Center for Artificial Intelligence in Drug Discovery, School of Medicine, Case Western Reserve University, Cleveland, Ohio, 44106, USA.
Sci Rep. 2020 Jun 19;10(1):9996. doi: 10.1038/s41598-020-67075-6.
Many diseases are driven by gene-environment interactions. One important environmental factor is the metabolic output of human gut microbiota. A comprehensive catalog of human metabolites originated in microbes is critical for data-driven approaches to understand how microbial metabolism contributes to human health and diseases. Here we present a novel integrated approach to automatically extract and analyze microbial metabolites from 28 million published biomedical records. First, we classified 28,851,232 MEDLINE records into microbial metabolism-related or not. Second, candidate microbial metabolites were extracted from the classified texts. Third, we developed signal prioritization algorithms to further differentiate microbial metabolites from metabolites originated from other resources. Finally, we systematically analyzed the interactions between extracted microbial metabolites and human genes. A total of 11,846 metabolites were extracted from 28 million MEDLINE articles. The combined text classification and signal prioritization significantly enriched true positives among top: manual curation of top 100 metabolites showed a true precision of 0.55, representing a significant 38.3-fold enrichment as compared to the precision of 0.014 for baseline extraction. More importantly, 29% extracted microbial metabolites have not been captured by existing databases. We performed data-driven analysis of the interactions between the extracted microbial metabolite and human genetics. This study represents the first effort towards automatically extracting and prioritizing microbial metabolites from published biomedical literature, which can set a foundation for future tasks of microbial metabolite relationship extraction from literature and facilitate data-driven studies of how microbial metabolism contributes to human diseases.

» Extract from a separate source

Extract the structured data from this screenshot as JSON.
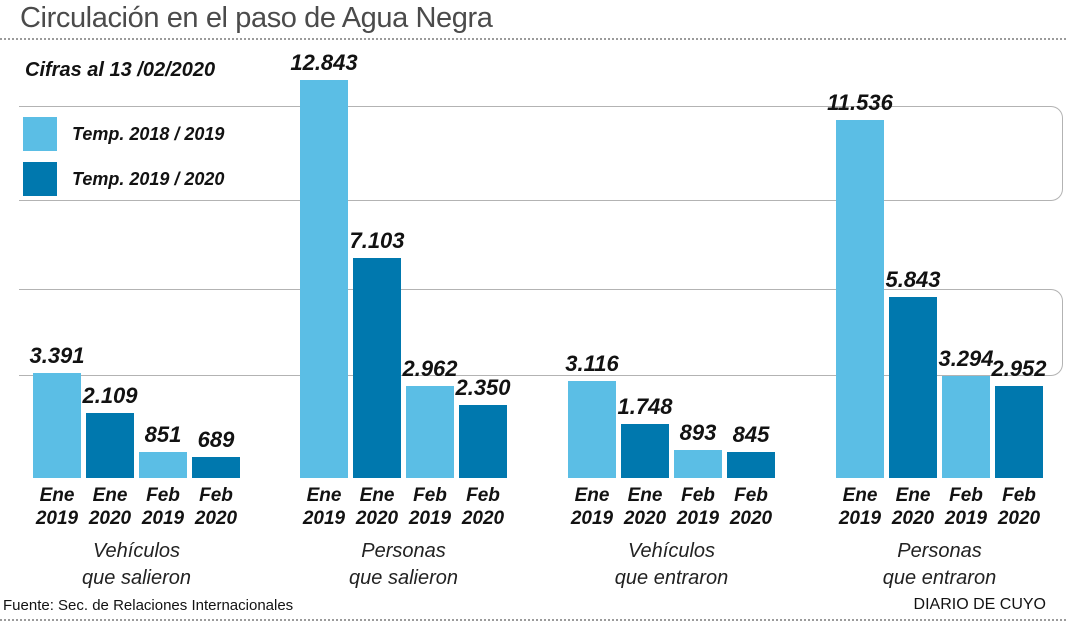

许多疾病是由基因-环境相互作用驱动的。一个重要的环境因素是人类肠道微生物群的代谢产物。全面的人类微生物代谢产物目录对于基于数据的方法理解微生物代谢如何促进人类健康和疾病至关重要。在这里,我们提出了一种从 2800 万篇已发表的生物医学文献中自动提取和分析微生物代谢产物的新方法。首先,我们将 28851232 条 MEDLINE 记录分为与微生物代谢相关和不相关两类。其次,从分类文本中提取候选微生物代谢产物。第三,我们开发了信号优先级算法,以进一步区分微生物代谢产物和来自其他来源的代谢产物。最后,我们系统地分析了提取的微生物代谢产物与人类基因之间的相互作用。从 2800 万篇 MEDLINE 文章中提取了 11846 种代谢产物。文本分类和信号优先级的综合运用大大提高了前 100 种代谢产物中真阳性的富集度,与基线提取的 0.014 的精度相比,真精度提高了 0.55,代表了 38.3 倍的显著富集。更重要的是,29%提取的微生物代谢产物尚未被现有数据库捕获。我们对提取的微生物代谢产物与人类遗传学之间的相互作用进行了数据驱动分析。这项研究代表了从已发表的生物医学文献中自动提取和优先考虑微生物代谢产物的首次尝试,为从文献中提取微生物代谢产物关系的未来任务奠定了基础,并有助于通过数据驱动的方法研究微生物代谢如何导致人类疾病。